The single-storey northern extension has two equally-spaced sashed windows with vertical astragals and blank north and west elevations. A tall yellow brick chimney stack with one pot rises from the eaves. The southern elevation of the main house contains one sashed window with Georgian panes on the first floor, with evidence of a second, now blocked, window to the right. The south facade of the main house also features a single-storey gabled greenhouse on a rendered base.

The rear return is a large two-storey structure, possibly a former coach house and perhaps originally the principal dwelling. Its north side has been substantially patched with concrete breeze block. The south facade has three sashed windows on the ground floor and a stable door between the first and second windows, now leading to a pottery workshop. To the right is a small lean-to porch extension with a stable door and narrower sashed window. The first floor of the return mirrors the ground floor fenestration. The west gable features a large multi-pane oriel window with a hipped roof at first-floor level. The north elevation has a sashed window on the ground floor to the left and an unusual three-sided bay on the first floor containing four modern fixed-light windows set on a cill course. Two small gothic windows at different levels are visible on the far left of the rear elevation. The return is finished in lined render with quoins, plain render to the north facade, and Bangor blue slates to its gabled roof. Cast iron rainwater goods are present throughout.

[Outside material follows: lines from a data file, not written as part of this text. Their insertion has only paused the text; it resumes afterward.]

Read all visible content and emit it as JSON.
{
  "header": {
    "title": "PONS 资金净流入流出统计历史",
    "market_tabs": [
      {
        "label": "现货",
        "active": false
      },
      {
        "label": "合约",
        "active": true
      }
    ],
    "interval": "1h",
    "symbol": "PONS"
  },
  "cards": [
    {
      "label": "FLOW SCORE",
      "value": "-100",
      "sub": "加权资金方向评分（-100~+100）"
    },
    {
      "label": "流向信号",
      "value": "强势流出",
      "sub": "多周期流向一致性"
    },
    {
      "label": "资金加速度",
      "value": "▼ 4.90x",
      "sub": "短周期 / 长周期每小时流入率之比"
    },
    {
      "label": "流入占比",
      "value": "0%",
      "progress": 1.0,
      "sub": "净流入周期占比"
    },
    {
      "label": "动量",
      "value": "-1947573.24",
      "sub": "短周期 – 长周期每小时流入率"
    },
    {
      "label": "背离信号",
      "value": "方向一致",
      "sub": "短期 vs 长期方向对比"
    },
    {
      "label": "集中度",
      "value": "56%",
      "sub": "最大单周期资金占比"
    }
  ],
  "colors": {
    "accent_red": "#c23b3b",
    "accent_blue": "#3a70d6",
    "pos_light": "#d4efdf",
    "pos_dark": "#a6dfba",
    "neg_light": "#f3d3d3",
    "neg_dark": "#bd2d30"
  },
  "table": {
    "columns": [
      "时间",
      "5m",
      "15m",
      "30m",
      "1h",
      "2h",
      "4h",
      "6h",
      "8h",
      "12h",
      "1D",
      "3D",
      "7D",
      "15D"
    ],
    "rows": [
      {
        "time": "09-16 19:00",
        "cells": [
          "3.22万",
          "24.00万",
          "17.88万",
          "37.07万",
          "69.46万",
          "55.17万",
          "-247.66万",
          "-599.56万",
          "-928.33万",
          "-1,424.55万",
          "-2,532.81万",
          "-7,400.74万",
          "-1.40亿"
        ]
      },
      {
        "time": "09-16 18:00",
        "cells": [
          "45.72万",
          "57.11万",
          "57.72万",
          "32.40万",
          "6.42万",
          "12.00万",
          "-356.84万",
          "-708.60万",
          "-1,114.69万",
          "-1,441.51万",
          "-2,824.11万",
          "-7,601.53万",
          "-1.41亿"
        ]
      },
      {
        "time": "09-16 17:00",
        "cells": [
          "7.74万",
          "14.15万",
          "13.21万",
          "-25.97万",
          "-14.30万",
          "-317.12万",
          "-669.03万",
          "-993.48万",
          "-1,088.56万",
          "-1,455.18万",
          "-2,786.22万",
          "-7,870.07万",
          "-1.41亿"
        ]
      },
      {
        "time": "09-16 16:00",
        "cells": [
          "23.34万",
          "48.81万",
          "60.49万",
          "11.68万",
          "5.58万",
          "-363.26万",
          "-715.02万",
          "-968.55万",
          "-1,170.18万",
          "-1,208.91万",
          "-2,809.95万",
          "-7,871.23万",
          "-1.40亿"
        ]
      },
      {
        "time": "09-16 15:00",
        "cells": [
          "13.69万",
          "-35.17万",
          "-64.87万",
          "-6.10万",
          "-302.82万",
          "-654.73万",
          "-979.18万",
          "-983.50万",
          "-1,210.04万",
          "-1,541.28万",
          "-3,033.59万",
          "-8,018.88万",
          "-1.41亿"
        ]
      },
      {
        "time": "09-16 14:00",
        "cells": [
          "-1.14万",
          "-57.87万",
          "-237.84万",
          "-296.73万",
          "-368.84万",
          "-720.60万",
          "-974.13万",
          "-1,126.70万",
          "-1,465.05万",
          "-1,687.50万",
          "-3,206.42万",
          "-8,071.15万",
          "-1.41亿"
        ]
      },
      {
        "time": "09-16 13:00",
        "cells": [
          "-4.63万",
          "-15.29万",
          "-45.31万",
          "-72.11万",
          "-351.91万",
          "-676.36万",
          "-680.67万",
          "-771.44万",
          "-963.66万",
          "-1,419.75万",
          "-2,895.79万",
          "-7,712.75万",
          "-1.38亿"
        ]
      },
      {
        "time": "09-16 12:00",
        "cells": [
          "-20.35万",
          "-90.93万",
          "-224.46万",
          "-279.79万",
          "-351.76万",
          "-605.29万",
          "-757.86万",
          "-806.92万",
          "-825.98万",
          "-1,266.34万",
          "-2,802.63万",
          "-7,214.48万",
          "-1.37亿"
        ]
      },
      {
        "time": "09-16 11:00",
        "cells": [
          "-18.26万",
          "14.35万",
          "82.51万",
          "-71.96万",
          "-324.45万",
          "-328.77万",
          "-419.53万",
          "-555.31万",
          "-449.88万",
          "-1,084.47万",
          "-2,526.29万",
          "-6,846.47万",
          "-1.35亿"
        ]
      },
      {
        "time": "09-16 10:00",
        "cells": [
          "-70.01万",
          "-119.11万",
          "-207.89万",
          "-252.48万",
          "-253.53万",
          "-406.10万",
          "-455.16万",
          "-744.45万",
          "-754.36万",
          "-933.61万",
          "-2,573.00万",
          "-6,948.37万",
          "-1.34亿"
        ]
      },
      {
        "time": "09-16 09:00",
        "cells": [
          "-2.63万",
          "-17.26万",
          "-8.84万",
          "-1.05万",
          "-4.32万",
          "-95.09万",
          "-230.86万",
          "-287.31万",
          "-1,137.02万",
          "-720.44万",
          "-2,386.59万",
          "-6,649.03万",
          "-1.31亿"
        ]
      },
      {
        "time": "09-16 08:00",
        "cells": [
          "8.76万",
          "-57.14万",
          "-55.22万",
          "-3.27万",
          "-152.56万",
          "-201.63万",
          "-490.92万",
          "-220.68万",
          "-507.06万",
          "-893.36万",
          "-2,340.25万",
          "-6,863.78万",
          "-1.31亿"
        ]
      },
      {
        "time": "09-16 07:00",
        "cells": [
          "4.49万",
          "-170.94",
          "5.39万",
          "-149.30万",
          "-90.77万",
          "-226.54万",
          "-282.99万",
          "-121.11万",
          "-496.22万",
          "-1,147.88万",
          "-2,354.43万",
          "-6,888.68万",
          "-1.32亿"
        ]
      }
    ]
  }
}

The rear yard is paved. To the south are outbuildings including a small weighbridge and brick-built control house with hipped roof and internal weighing equipment, probably built in the early 1900s. To the north is a raised, wedge-shaped platform enclosed with a gate and iron railings, with a large cast iron tank at the narrow end, suggesting the whole apparatus may have functioned as a sheep dip. A covered well lies to the north of the house.

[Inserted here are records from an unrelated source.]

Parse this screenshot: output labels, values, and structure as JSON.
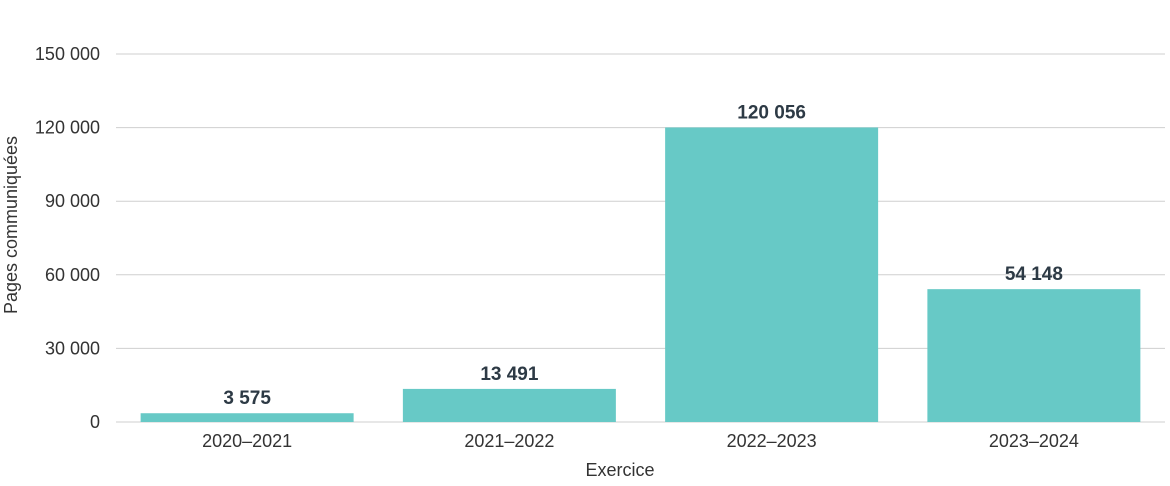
{
  "chart_data": {
    "type": "bar",
    "categories": [
      "2020–2021",
      "2021–2022",
      "2022–2023",
      "2023–2024"
    ],
    "values": [
      3575,
      13491,
      120056,
      54148
    ],
    "data_labels": [
      "3 575",
      "13 491",
      "120 056",
      "54 148"
    ],
    "yticks": [
      0,
      30000,
      60000,
      90000,
      120000,
      150000
    ],
    "ytick_labels": [
      "0",
      "30 000",
      "60 000",
      "90 000",
      "120 000",
      "150 000"
    ],
    "ylim": [
      0,
      150000
    ],
    "xlabel": "Exercice",
    "ylabel": "Pages communiquées",
    "grid": "horizontal",
    "legend": "none",
    "bar_color": "#67c9c6"
  }
}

Ordnance Survey maps of 1834 show a U-shaped building marked as Nunsquarter House, with a long narrow wing running east to west where the present return now stands, and adjoining wings to the west and south. By the 1860 revised map, the present main house had been constructed with much of the earlier U-shaped section still standing to its rear, though without the present north extension and greenhouse. The main house therefore dates to between approximately 1835 and 1860, most likely 1840–50, with the northern and southern extensions probably added in the late Victorian or Edwardian period. The wings to the south and west of the original 1834 plan, possibly originally stables, were demolished recently, reducing the building to its present T-shaped form. The awkward internal layout reveals something of the building's architectural evolution.

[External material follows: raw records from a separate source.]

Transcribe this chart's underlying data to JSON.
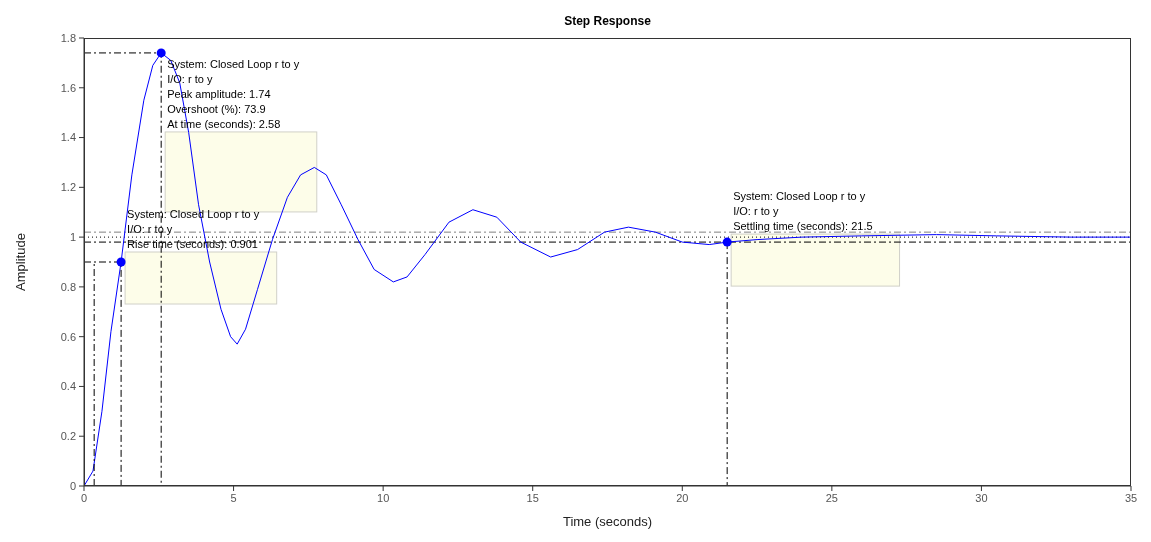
{
  "chart_data": {
    "type": "line",
    "title": "Step Response",
    "xlabel": "Time (seconds)",
    "ylabel": "Amplitude",
    "xlim": [
      0,
      35
    ],
    "xticks": [
      0,
      5,
      10,
      15,
      20,
      25,
      30,
      35
    ],
    "ylim": [
      0,
      1.8
    ],
    "yticks": [
      0,
      0.2,
      0.4,
      0.6,
      0.8,
      1,
      1.2,
      1.4,
      1.6,
      1.8
    ],
    "grid": false,
    "legend": false,
    "series": [
      {
        "type": "line",
        "color": "#0000ff",
        "line_style": "solid",
        "x": [
          0,
          0.3,
          0.6,
          0.9,
          1.24,
          1.6,
          2.0,
          2.3,
          2.58,
          2.9,
          3.2,
          3.5,
          3.83,
          4.2,
          4.58,
          4.9,
          5.12,
          5.4,
          5.8,
          6.3,
          6.8,
          7.24,
          7.7,
          8.1,
          8.6,
          9.16,
          9.7,
          10.34,
          10.8,
          11.4,
          12.2,
          13.0,
          13.8,
          14.6,
          15.6,
          16.5,
          17.4,
          18.2,
          19.1,
          20.0,
          20.9,
          21.5,
          22.5,
          24.0,
          26.0,
          28.5,
          30.5,
          33,
          35
        ],
        "values": [
          0,
          0.06,
          0.3,
          0.62,
          0.9,
          1.25,
          1.55,
          1.69,
          1.74,
          1.71,
          1.62,
          1.42,
          1.13,
          0.9,
          0.71,
          0.6,
          0.57,
          0.63,
          0.79,
          0.99,
          1.16,
          1.25,
          1.28,
          1.25,
          1.13,
          0.99,
          0.87,
          0.82,
          0.84,
          0.93,
          1.06,
          1.11,
          1.08,
          0.98,
          0.92,
          0.95,
          1.02,
          1.04,
          1.02,
          0.98,
          0.97,
          0.98,
          0.99,
          1.0,
          1.005,
          1.01,
          1.005,
          1.0,
          1.0
        ]
      },
      {
        "type": "line",
        "color": "#000000",
        "line_style": "dashed",
        "x": [
          0.34,
          0.34
        ],
        "values": [
          0,
          0.9
        ]
      },
      {
        "type": "line",
        "color": "#000000",
        "line_style": "dashed",
        "x": [
          0,
          1.24,
          1.24
        ],
        "values": [
          0.9,
          0.9,
          0
        ]
      },
      {
        "type": "line",
        "color": "#000000",
        "line_style": "dashed",
        "x": [
          0,
          2.58,
          2.58
        ],
        "values": [
          1.74,
          1.74,
          0
        ]
      },
      {
        "type": "line",
        "color": "#000000",
        "line_style": "dashed",
        "x": [
          21.5,
          21.5
        ],
        "values": [
          0.98,
          0
        ]
      },
      {
        "type": "scatter",
        "color": "#0000ff",
        "marker": "circle",
        "x": [
          1.24,
          2.58,
          21.5
        ],
        "values": [
          0.9,
          1.74,
          0.98
        ]
      }
    ],
    "ref_lines": [
      {
        "axis": "y",
        "value": 1.02,
        "color": "#808080",
        "line_style": "dashed"
      },
      {
        "axis": "y",
        "value": 1,
        "color": "#000000",
        "line_style": "dotted"
      },
      {
        "axis": "y",
        "value": 0.98,
        "color": "#000000",
        "line_style": "dashed"
      }
    ],
    "annotations": [
      {
        "text": "System: Closed Loop r to y\nI/O: r to y\nRise time (seconds): 0.901",
        "x": 1.24,
        "y": 0.9
      },
      {
        "text": "System: Closed Loop r to y\nI/O: r to y\nPeak amplitude: 1.74\nOvershoot (%): 73.9\nAt time (seconds): 2.58",
        "x": 2.58,
        "y": 1.74
      },
      {
        "text": "System: Closed Loop r to y\nI/O: r to y\nSettling time (seconds): 21.5",
        "x": 21.5,
        "y": 0.98
      }
    ]
  }
}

Some fabric from the original house may survive within the rear return walls and conceivably within the northern section of the main house, but the present structure bears little resemblance to the complex that stood in circa 1834. The original house was likely 18th-century and may have been built by the locally prominent Allen family, who appear to have held the property throughout most of the 19th and 20th centuries. Documentary evidence, including testamentary papers of Margaret Allen of Nunsquarter from 1787, may relate to the original dwelling.